Google is using machine learning algorithms that will accelerate the manufacturing process of artificial intelligence chips. The method used to produce these processors is faster than the manual process and you can get the same results.
According to Google in an interview with Nature, this project will be used for the first time in a commercial product. Specifically, in a future version of the TPU chips ( Tensor Processing Unit). A component capable of performing artificial intelligence tasks and that is used in Google's data centers.
The task that machine learning algorithms must perform is faster and more efficient than that of humans for a reason: AI does not have to study or solve, but rather try another combination. Thus, until it is right.
The people in charge of manufacturing artificial intelligence chips must study the processes, check the operation of each component, connect them together, make use of external tools, etc. If there is a failure, the engineering team looks for a solution, something that can take weeks to manufacture the component.

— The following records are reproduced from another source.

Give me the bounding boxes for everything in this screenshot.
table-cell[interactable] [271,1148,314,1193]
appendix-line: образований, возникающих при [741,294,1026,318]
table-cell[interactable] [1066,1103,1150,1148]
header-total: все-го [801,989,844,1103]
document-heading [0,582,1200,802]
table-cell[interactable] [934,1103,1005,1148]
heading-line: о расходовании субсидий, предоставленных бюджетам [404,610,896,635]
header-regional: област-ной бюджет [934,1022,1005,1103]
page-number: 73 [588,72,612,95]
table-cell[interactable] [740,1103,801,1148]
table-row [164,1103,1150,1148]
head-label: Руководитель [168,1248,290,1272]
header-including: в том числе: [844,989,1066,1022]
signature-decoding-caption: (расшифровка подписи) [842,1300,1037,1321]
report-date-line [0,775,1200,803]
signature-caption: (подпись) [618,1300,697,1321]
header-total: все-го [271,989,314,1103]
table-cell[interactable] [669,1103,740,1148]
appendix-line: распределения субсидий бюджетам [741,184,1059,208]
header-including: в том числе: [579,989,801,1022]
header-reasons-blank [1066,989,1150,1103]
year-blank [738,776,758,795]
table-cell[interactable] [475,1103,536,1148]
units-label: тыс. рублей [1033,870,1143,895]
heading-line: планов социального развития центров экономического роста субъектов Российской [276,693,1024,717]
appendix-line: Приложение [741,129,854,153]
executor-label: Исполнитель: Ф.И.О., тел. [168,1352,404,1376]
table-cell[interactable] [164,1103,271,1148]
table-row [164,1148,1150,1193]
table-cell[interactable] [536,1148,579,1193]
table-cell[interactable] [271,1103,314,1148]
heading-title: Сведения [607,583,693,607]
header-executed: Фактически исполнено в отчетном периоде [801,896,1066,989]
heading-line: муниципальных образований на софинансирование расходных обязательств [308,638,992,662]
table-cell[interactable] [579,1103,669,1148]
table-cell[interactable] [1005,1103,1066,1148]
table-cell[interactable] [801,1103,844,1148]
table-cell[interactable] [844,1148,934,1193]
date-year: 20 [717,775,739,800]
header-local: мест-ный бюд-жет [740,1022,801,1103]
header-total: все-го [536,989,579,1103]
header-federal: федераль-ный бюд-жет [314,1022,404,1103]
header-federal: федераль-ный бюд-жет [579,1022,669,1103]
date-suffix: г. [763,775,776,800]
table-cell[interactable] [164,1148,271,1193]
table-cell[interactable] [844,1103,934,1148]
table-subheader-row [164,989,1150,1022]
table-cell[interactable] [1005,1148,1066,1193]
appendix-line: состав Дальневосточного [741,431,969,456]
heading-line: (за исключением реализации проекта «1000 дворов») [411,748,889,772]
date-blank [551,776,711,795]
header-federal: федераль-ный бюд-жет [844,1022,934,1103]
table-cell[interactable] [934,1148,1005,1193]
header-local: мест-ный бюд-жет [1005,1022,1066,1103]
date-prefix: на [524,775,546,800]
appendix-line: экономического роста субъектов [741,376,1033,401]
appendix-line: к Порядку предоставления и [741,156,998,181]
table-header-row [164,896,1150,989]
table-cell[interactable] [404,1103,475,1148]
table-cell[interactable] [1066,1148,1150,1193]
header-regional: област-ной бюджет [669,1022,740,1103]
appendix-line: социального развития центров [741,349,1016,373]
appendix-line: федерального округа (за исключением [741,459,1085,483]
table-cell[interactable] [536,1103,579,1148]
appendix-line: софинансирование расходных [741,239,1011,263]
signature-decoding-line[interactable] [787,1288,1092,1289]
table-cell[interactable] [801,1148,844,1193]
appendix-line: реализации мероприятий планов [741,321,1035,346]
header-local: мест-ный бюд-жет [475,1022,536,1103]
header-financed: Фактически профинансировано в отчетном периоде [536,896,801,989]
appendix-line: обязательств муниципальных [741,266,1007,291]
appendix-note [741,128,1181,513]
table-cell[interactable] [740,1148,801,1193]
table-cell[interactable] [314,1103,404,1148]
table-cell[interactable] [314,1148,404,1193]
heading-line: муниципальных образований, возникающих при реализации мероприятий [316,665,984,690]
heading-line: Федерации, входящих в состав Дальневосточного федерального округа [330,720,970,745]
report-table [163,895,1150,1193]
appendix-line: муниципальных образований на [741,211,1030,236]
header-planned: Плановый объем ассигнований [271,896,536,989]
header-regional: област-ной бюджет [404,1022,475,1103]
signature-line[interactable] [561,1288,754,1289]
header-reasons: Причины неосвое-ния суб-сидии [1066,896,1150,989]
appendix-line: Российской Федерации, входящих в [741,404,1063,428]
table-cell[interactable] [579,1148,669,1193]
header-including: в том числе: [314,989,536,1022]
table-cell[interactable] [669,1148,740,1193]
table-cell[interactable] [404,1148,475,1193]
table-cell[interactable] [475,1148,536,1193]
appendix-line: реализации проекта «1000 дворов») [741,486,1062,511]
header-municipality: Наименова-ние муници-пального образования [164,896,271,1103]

The manufacture of chips for artificial intelligence is “like a game”
Image: Receiver chip. Fraunhofer Institute On the other hand, this process is much easier using AI, which takes this task “like a game” , according to the Google engineers. The mechanics are very simple: there is an integrated circuit to which they must place small components. The goal is to find the right fit. If artificial intelligence fails that combination, try another. Thus, until you get the correct one. The funny thing about AI is that it can perform unimaginable combinations, which in turn help the component work properly.
This process has helped Google train a reinforcement learning algorithm, which has been able to create a set of 10,000 planes of varying quality. Each design has been labeled with a “score” and the algorithm uses this data to generate the correct drawings to make the chips.
While it is true that the results are not surprisingly different from those obtained with a human, the speed at which artificial intelligence can make artificial intelligence chips, seems to be a good reason to use this method.
Google has shared an image with the results obtained through AI. The stamp, which is blurred because the design is confidential, shows the difference between a chip designed by humans (left) and a blueprint designed by artificial intelligence (right).